Japan promotion campaigns off the point
     Japanese cuisine, manga, games and music have already been widespread in the world on a commercial basis, winning high reputations. They have diffused even in China and South Korea that are busy with anti-Japan propaganda. The Foreign Ministry does no longer have to use taxpayers' money for promoting these Japanese cultures.
     In his campaigns for the Liberal Democratic Party's presidential race and the House of Representatives election two years ago, Prime Minister Shinzo Abe vowed to rebut anti-Japan defamation in Japan and overseas. But his specific relevant actions have been limited the enhancement of overseas communications about territorial issues and the verification of the Kono statement on comfort women.
     Deputy Cabinet Secretary Hiroshige Seko, in charge of public relations at the prime minister's office, initiated a project to translate 100 Japanese books into English at the cost of some 80 million yen. But these books are primarily related to literature, natural science and technology.
     Separately, the ruling LDP created an international information research committee in March to consider how to counter Chinese and South Korean anti-Japan propaganda including the erection of comfort women statutes, the demand for changing the name of the Sea of Japan, criticisms against the prime minister's visit to Yasukuni Shrine, and the establishment of a memorial for Ahn Jung-Geun who assassinated former Japanese Prime Minister Ito Hirobumi. The committee's interim report released in June proposed a limited range of measures including the enhancement of the Japan Institute of International Affairs under control by the Foreign Ministry, Japan's hosting of a new version of the Davos forum of world political and business leaders, and English-captioned programs broadcast abroad by NHK, officially called Japan Broadcasting Corp. These measures, though contributing to expanding spending by the Foreign Ministry, will be little useful for overcoming anti-Japan propaganda.
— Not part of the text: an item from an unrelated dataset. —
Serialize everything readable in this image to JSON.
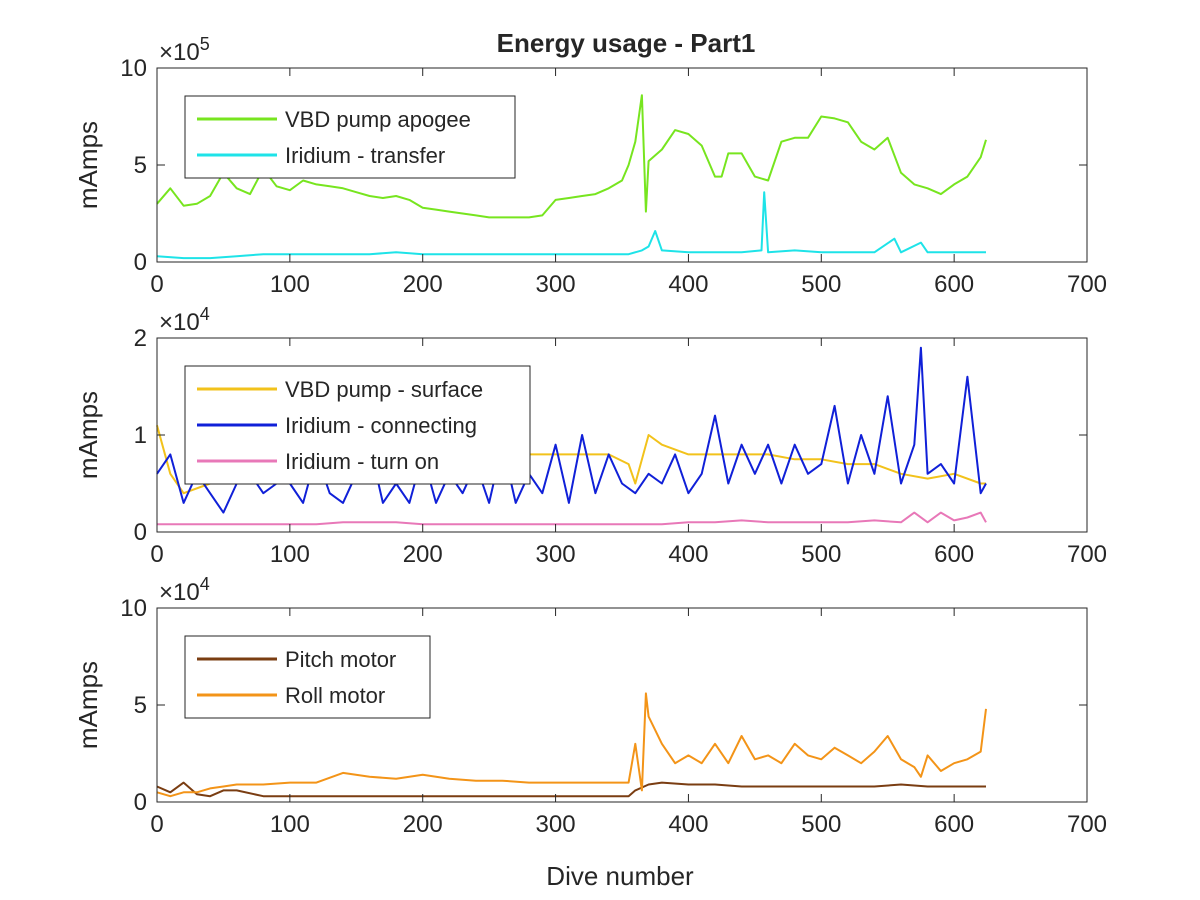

Japan is required to make fact-based rebuttals
     What Japan should do now is to unite government and private sectors to make fact-based, demonstrative and logical rebuttals to groundless anti-Japan claims that are widespread in the world, including "200,000 sex slaves" regarding the comfort women issue and "300,000 victims" in the Nanjin Massacre. Particularly, Japan is urgently required to make large-scale rebuttals in English and promptly take organized measures to counter Japanese activists who are cooperating with South Korean and Chinese people to spread lies about Japan at various meetings of the United Nations Human Rights Council.
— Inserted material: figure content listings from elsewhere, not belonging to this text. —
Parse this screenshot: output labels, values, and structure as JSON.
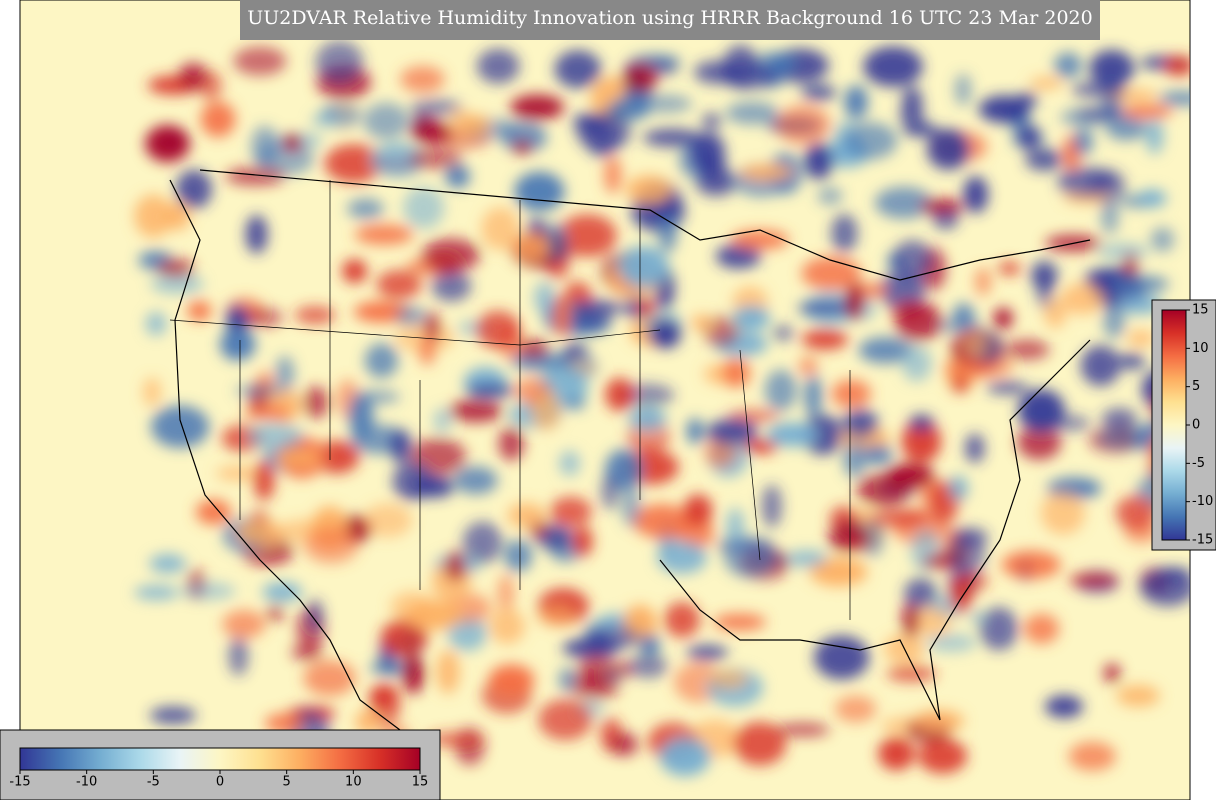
{
  "title": "UU2DVAR Relative Humidity Innovation using HRRR Background 16 UTC 23 Mar 2020",
  "colorbar": {
    "lim": [
      -15,
      15
    ],
    "ticks": [
      -15,
      -10,
      -5,
      0,
      5,
      10,
      15
    ],
    "colors": [
      "#313695",
      "#4575b4",
      "#74add1",
      "#abd9e9",
      "#e9f4f6",
      "#fdf6c4",
      "#fee090",
      "#fdae61",
      "#f46d43",
      "#d73027",
      "#a50026"
    ]
  },
  "colorbar_vertical": {
    "ticks": [
      15,
      10,
      5,
      0,
      -5,
      -10,
      -15
    ]
  }
}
     A Yomiuri Shimbun report on July 28 said Prime Minister Abe had a strong hope to promote the Japan House initiative. Is this true? I suspect that the Foreign Ministry has come up with the initiative by taking advantage of Abe's call for rebuttals. In parliamentary budget deliberations, lawmakers should severely question if the Japan House initiative could counter anti-Japan propaganda

Tsutomu Nishioka is Planning Committee Member, Japan Institute for National Fundamentals, and Professor at Tokyo Christian University.